Tedros announced that the WHO has published updated guidance for healthcare personnel, recommending the use of a respirator or a medical mask, in addition to other personal protective equipment, when entering a room where there is a suspected or confirmed COVID-19 patient.

Respirators, which include the masks known as N95, FFP2 and others, “should especially be used in healthcare settings where ventilation is known to be poor,” the document says.

“However, we are painfully aware that many healthcare workers around the world cannot access respirators,” said Tedros, who called on manufacturers and countries to increase production, purchasing and distribution.

“Another storm is coming in Europe”

Center hospitalier d’Argenteuil.

France’s emergency service is at the forefront of the coronavirus crisis.

Last week, Europe and Central Asia saw 27,000 deaths from COVID-19 and 2.6 million new cases. Infections, which are still predominantly delta variant, are now 40% higher than in the same period last year.

Since its identification 27 days ago, the omicron variant has been detected in at least 38 of the 53 member states of the WHO European region.

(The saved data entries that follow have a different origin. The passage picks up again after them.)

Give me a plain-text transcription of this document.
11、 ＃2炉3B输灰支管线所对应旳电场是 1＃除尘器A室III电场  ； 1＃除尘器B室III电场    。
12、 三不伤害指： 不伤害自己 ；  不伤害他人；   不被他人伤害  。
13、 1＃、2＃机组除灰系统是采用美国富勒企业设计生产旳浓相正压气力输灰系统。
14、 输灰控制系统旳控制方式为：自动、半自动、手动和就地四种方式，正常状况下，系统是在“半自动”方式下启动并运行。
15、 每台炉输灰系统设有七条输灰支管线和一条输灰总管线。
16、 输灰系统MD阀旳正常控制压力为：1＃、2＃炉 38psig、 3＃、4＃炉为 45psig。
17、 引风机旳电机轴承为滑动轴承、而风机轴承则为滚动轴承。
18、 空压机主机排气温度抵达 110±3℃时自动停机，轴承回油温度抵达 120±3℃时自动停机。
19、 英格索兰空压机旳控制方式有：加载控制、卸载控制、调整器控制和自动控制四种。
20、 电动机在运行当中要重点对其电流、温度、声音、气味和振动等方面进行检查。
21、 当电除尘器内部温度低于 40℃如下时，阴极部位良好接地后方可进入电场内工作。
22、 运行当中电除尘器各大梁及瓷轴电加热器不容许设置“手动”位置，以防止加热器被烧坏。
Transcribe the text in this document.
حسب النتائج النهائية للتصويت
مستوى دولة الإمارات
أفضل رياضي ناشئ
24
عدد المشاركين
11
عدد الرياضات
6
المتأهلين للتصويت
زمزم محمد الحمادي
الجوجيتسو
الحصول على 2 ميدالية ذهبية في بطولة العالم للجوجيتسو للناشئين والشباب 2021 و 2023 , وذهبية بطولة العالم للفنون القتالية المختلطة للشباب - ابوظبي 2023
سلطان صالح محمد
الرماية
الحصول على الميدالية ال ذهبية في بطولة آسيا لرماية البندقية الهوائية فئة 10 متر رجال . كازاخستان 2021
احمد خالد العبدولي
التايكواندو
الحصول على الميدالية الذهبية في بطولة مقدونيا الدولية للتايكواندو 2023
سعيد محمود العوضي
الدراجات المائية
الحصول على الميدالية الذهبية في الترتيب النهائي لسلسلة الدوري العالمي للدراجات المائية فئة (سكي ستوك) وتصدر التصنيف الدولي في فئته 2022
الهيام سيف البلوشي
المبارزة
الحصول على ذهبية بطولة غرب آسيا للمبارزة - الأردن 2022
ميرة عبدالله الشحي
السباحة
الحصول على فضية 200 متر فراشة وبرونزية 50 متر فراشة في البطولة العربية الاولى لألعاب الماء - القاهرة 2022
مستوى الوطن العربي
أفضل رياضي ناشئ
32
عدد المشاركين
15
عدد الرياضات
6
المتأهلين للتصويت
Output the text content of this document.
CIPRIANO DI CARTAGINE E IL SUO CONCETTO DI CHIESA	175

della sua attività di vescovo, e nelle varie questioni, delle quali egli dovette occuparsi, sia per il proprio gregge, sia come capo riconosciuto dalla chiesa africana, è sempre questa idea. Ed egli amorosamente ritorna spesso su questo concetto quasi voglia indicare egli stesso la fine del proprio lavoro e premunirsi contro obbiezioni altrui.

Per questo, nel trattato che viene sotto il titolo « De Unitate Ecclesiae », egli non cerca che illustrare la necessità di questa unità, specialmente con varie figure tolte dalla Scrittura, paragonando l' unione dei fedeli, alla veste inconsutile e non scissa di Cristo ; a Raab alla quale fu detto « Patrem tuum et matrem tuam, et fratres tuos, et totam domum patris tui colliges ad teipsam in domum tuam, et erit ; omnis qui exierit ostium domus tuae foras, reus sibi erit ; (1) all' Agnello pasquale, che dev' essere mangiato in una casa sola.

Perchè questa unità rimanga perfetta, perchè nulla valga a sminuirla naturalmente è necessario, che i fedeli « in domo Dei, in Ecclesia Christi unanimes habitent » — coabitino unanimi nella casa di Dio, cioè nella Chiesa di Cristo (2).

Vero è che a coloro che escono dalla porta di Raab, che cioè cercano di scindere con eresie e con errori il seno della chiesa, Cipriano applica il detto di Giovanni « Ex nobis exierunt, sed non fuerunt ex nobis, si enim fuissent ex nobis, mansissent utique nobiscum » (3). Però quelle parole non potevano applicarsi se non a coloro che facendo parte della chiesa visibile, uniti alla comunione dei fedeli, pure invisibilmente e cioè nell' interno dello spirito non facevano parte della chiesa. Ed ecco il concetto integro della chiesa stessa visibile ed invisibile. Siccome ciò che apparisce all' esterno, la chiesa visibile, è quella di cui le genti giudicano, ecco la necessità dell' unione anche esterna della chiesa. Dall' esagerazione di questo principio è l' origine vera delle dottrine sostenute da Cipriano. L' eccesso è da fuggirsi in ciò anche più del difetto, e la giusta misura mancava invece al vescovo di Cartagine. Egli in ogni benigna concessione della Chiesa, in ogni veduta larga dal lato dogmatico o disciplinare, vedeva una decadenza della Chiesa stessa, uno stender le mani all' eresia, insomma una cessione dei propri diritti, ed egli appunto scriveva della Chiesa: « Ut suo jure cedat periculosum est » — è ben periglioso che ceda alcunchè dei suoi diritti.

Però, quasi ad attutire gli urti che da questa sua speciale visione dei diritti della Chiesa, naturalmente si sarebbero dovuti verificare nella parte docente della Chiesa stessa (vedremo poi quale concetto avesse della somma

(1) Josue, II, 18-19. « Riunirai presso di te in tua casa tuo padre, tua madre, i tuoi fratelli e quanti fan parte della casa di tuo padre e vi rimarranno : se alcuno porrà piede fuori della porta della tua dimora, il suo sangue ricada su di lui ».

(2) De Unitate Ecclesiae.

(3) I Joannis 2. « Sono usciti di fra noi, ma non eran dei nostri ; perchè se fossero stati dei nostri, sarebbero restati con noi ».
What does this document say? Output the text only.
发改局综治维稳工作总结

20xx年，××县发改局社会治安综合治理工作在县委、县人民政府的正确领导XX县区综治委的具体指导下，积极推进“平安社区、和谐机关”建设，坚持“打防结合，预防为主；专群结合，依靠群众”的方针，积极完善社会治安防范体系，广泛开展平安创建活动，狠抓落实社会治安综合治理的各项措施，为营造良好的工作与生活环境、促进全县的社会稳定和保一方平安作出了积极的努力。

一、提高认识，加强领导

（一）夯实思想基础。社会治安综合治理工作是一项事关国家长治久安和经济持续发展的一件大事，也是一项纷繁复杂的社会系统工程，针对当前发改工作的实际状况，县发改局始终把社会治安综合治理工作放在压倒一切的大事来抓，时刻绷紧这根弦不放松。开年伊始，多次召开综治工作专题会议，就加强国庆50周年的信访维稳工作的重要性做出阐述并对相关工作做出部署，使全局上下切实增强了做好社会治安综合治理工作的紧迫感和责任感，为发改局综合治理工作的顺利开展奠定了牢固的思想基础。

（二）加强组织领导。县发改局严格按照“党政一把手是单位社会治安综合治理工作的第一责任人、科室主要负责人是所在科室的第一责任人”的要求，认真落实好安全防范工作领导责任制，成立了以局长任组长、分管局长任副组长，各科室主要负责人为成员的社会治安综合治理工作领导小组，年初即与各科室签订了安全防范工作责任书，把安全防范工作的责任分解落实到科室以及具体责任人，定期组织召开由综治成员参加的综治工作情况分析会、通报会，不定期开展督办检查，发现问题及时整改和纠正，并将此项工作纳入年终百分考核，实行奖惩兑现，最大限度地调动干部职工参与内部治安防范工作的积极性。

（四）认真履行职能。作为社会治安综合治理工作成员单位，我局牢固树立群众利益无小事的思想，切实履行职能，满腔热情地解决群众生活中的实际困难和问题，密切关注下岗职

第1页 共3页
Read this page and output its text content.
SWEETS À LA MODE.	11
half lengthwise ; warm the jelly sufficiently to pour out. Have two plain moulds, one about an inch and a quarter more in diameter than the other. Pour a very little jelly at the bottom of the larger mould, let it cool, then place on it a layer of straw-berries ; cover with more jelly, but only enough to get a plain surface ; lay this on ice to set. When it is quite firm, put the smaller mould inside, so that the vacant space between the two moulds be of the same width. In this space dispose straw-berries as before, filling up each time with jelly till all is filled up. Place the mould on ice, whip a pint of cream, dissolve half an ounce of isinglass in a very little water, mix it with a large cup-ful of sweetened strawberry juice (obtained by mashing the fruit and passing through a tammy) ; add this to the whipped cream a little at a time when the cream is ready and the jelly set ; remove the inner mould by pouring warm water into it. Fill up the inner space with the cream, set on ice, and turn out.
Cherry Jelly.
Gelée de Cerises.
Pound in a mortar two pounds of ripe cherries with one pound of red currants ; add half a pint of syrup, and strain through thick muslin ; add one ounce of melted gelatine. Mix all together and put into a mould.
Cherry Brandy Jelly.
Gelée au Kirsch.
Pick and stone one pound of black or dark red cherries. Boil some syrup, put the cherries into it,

We see another storm brewing: omicron is becoming, or has already become, dominant in several countries, including Denmark, Portugal and the United Kingdom, where their number is doubling every day and a half or three days, generating transmission rates never seen before ” informed the director of the regional branch of the Organization, Hans Kluge.

Kluge predicted that, in a few weeks, omicron will dominate in more countries in the region, “Leading health systems, already on the edge, to an emergency situation.” It is likely, he added, that omicron will become the dominant variant circulating in the region.

“The high volume of new COVID-19 infections could lead to more hospitalizations and widespread disruption of health systems and other critical services,” Kluge emphasized. “Unfortunately, it has already led to hospitalizations and deaths.”

According to the regional director, people who have recovered from COVID-19 are three to five times more likely to be re-infected with omicron compared to Delta.

Kluge recalled that the vaccine offers the best protection, along with other measures: avoid crowded, closed and confined spaces; maintain a physical distance from others; Wash hands frequently; wear a mask; coughing or sneezing into a bent elbow or tissue; and adequately ventilate interior spaces.

“At this time of year when there are many social gatherings, assess your risk and that of others and prioritize the events most important to you ”, asked.

Furthermore, he said, Governments and authorities must prepare response systems for a significant increase in cases. Health authorities must increase the capacity for analysis and tracking; involve primary care in case management; prepare hospitals for increased activity; and supporting frontline and healthcare workers.